Hope this makes sense. I would also use the count for weight. So 12345 would count for 3, 99999 would have a count of 2 and everything else would be a count of 1.

I am asking a lot here I believe :slight_smile:

Thanks again.

Brian

Is the skuid a multi-value dimension? If that is the case you should able to retrieve all rows where one of the skuid matches 12345. Collecting all the ids in a single array is not doable as far as I know.

Hi Vijay.

Nope they are collected individually.

So as a user moves from page to page in a session, and they visit a product detail page it would write a single skuid to an event. All events can queried and aggregated. If I visit 5 different product detail pages throughout my session I would have 5 different events in my datasets.

Aggregating that is easy if I have one sessionId. In theory I can query one sessionID and get all skuIds pretty easily using druid.

Where I am running into issues is the query of a query concept.

I am trying to query all sessionIds that have this similiar skuid

Then

Query all skuIds (multiple entries) associated with all of those sessions from the initial query.

There is a feature in Elastic Search that I am trying to match. And Elastic requires an index to be built. Then they have queries you can run similar to this below. Again, maybe this is not the right tool but with the speed of Druid and the real time data access it would be great if it could match the feature. I understand sometimes there are better tools for each job, but I would like to rule this out completely before selecting something else. Also, I am not opposed to building out a different data stream if need be. Here is the elastic example.
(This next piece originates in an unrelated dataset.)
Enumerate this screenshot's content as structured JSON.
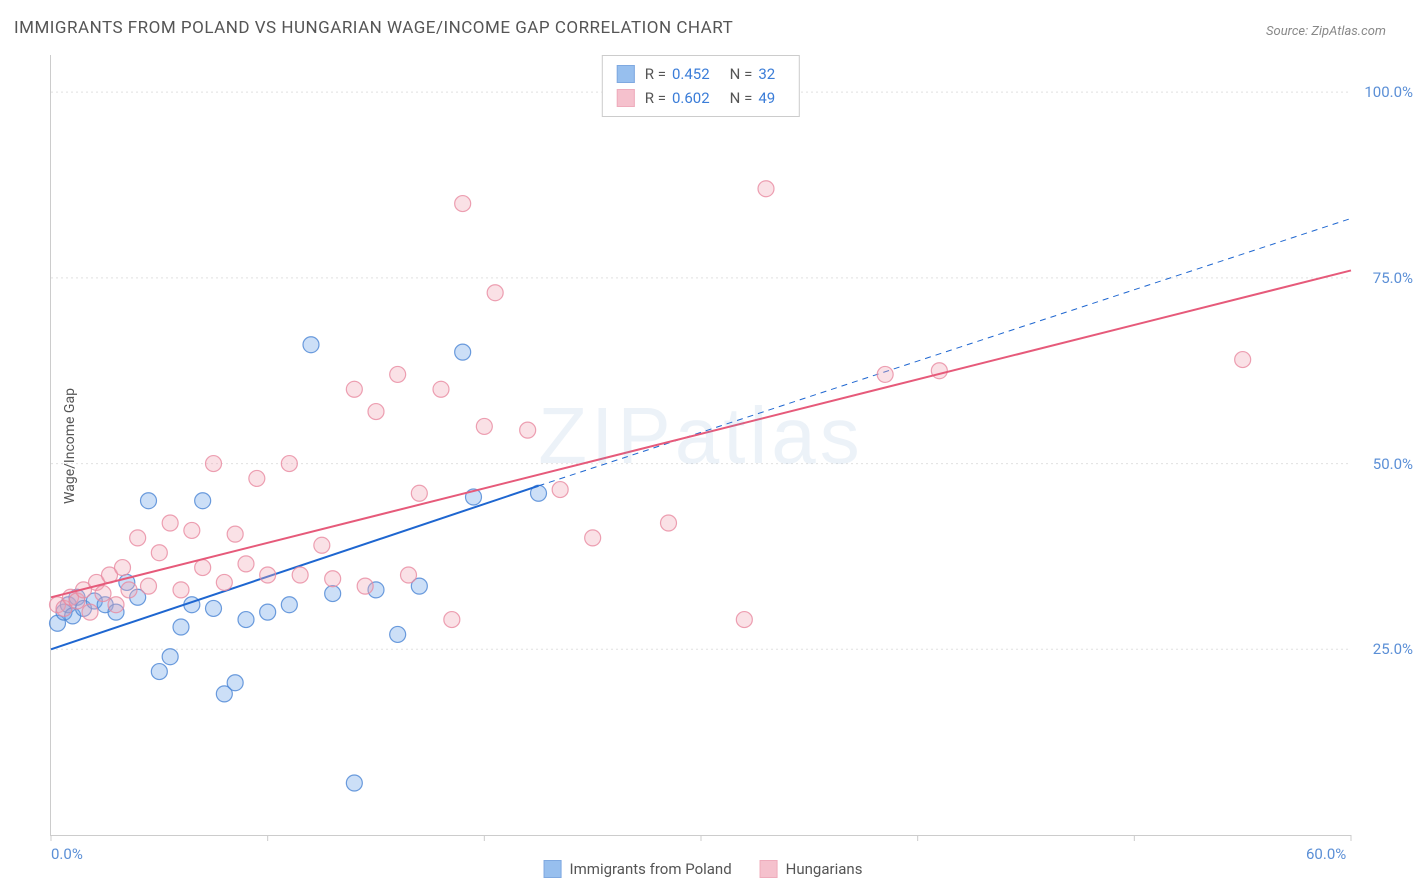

I am assuming I would need some sort of index to really make this work, or atleast have the skuids in an array by sessionID. I currently have the same sessionId n times with a single skuId for each entry.

PUT recs/user/1
{    "movies_liked": ["Forrest Gump", "Terminator", "Rambo", "Rocky", "Good Will Hunting"]}

PUT recs/user/2
{    "movies_liked": ["Forrest Gump", "Terminator", "Rocky IV", "Rocky", "Rocky II", "Predator"]}

PUT recs/user/3
{    "movies_liked": ["Forrest Gump", "The Thin Red Line", "Good Will Hunting", "Rocky II", "Predator", "Batman"]}

PUT recs/user/4
{    "movies_liked": ["Forrest Gump", "Something about Mary", "Sixteen Candles"]}

Then you would run this query

POST recs/user/_search
{
    "query": {
        "match": {
            "movies_liked": "Terminator"
        }
    },
    "aggregations": {
        "movies_like_terminator": {
            "terms": {
                "field": "movies_liked",
                "min_doc_count": 1
            }
        }
    }
}

And the end result would look like this

"movies_like_terminator": {
        "doc_count_error_upper_bound": 0,
        "sum_other_doc_count": 0,
        "buckets": [
        {
            "key": "Forrest Gump",
            "doc_count": 2
        },
        {
            "key": "Rocky",
            "doc_count": 2
        },
        {
            "key": "Terminator",
            "doc_count": 2
        },
        {
            "key": "Good Will Hunting",
            "doc_count": 1
        }
}

query of a query can be done by specifying the data source as a query in the json and then nesting the queries. I will try to send you an example.

the query . select skuid from btest where Session in (select Session from btest where skuid=‘12345’)

gives me

12345

54321

99999

12345

232323

99999

12345

67432

88888

Hello.

I made a swing at this and it is working great.

I added a count statement for anyone else that may ever be in search of a similar answer. Thanks again for all of your help.

This is an amazing product!

SELECT “sku”,
COUNT(*) AS “count”
FROM “tablename”
WHERE “sessionId” in (SELECT
“sessionId”
FROM “tablename”
WHERE “sku”=‘12345’)
AND “sku” != ‘’
GROUP BY “sku”